If primary winding 1 is excited by a time varying voltage \(v_{1}(t)\) with secondary winding 2 loaded by a resistor \(R_{L}\) so that
\[v_{2} = i_{2}R_{L} \]
the effective resistance seen by the primary winding is
\[R_{\textrm{eff}} = \frac{v_{1}}{i_{1}} = \frac{N_{1}}{N_{2}} \frac{v_{2}}{(N_{2}/N_{1})i_{2}} = \bigg(\frac{N_{1}}{N_{2}} \bigg)^{2} R_{L} \]
A transformer is used in this way as an impedance transformer where the effective resistance seen at the primary winding is increased by the square of the turns ratio.
(c) Real Transformers
When the secondary is open circuited (i2= 0), (29) shows that the primary current of an ideal transformer is also zero. In practice, applying a primary sinusoidal voltage \(V_{0} \cos \omega t\) will result in a small current due to the finite self-inductance of the primary coil. Even though this self-inductance is large if the core permeability \(\mu\) is large, we must consider its effect because there is no opposing flux as a result of the open circuited secondary coil. Furthermore, the nonlinear hysteresis curve of the iron as discussed in Section 5-5-3c will result in a nonsinusoidal current even though the voltage is sinusoidal.
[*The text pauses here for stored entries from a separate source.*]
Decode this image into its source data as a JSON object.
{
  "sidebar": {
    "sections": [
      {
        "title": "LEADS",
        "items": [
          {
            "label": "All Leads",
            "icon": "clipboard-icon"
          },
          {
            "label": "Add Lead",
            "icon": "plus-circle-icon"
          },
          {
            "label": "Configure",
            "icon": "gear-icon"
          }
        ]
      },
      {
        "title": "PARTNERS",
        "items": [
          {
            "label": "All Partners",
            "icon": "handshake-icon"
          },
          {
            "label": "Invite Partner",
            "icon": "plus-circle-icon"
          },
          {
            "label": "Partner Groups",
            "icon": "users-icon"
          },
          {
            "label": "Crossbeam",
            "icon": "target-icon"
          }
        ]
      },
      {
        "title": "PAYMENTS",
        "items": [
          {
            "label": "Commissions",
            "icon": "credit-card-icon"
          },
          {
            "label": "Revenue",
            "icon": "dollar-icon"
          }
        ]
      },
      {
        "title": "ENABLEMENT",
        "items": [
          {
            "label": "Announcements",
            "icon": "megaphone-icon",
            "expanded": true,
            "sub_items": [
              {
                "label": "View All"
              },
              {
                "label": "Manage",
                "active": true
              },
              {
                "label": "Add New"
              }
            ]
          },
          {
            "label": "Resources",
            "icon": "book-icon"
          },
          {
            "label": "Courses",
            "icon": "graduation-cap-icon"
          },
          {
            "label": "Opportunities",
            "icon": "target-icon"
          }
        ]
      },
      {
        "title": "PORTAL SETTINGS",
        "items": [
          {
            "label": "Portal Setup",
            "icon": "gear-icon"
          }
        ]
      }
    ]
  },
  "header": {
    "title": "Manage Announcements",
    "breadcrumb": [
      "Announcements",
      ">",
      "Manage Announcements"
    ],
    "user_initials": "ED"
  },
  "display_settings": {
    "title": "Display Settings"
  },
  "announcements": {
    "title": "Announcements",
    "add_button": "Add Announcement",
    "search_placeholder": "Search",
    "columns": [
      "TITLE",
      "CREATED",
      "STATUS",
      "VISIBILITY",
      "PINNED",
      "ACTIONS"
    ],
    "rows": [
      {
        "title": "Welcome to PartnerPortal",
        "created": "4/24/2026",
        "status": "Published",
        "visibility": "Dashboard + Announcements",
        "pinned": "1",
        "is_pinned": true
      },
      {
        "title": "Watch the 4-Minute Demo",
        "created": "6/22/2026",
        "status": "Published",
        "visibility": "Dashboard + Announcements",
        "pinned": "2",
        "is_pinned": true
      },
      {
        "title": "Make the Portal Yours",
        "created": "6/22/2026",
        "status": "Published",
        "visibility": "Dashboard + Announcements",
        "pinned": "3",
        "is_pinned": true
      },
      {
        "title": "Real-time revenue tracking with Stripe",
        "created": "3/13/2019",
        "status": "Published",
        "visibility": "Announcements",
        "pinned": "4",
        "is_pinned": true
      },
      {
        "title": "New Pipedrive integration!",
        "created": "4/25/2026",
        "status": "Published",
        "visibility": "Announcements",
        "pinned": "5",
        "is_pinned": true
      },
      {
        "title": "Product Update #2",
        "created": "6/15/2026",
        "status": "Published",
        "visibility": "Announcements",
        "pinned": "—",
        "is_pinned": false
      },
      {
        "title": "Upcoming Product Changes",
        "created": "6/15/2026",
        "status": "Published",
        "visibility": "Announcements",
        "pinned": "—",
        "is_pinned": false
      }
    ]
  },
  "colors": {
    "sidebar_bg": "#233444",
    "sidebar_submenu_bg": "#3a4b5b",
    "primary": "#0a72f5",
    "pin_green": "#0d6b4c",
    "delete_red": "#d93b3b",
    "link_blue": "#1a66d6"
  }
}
In the magnetic circuit of Figure 6.13a with \(i_{2} = 0\), the magnetic field is
\[\textbf{H} = \frac{N_{1}i_{1}}{l} \]
while the imposed sinusoidal voltage also fixes the magnetic flux to be sinusoidal
\[v_{1} = \frac{d \Phi}{dt} = V_{0} \cos \omega t \Rightarrow \Phi = BA = \frac{V_{0}}{\omega} \sin \omega t \]
Thus the upper half of the nonlinear B-H magnetization characteristic in Figure 6-13b has the same shape as the flux-current characteristic with proportionality factors related to the geometry. Note that in saturation the B-H curve approaches a straight line with slope \(\mu_{0}\). For a half-cycle of flux given by (34), the nonlinear open circuit magnetizing current is found graphically as a function of time in Figure 6-13b. The current is symmetric over the negative half of the flux cycle. Fourier analysis shows that this nonlinear current is composed of all the odd harmonics of the driving frequency dominated by the third and fifth harmonics. This causes problems in power systems and requires extra transformer windings to trap the higher harmonic currents, thus preventing their transmission.
A more realistic transformer equivalent circuit is shown in Figure 6-13c where the leakage reactances \(X_{1}\) and \(X_{2}\) represent the fact that all the flux produced by one coil does not link the other. Some small amount of flux is in the free space region surrounding the windings. The nonlinear inductive reactance \(X_{c}\) represents the nonlinear magnetization characteristic illustrated in Figure 6-13b, while \(R_{c}\) represents the power dissipated in traversing the hysteresis loop over a cycle. This dissipated power per cycle equals the area enclosed by the hysteresis loop. The winding resistances are \(R_{1}\) and \(R_{2}\).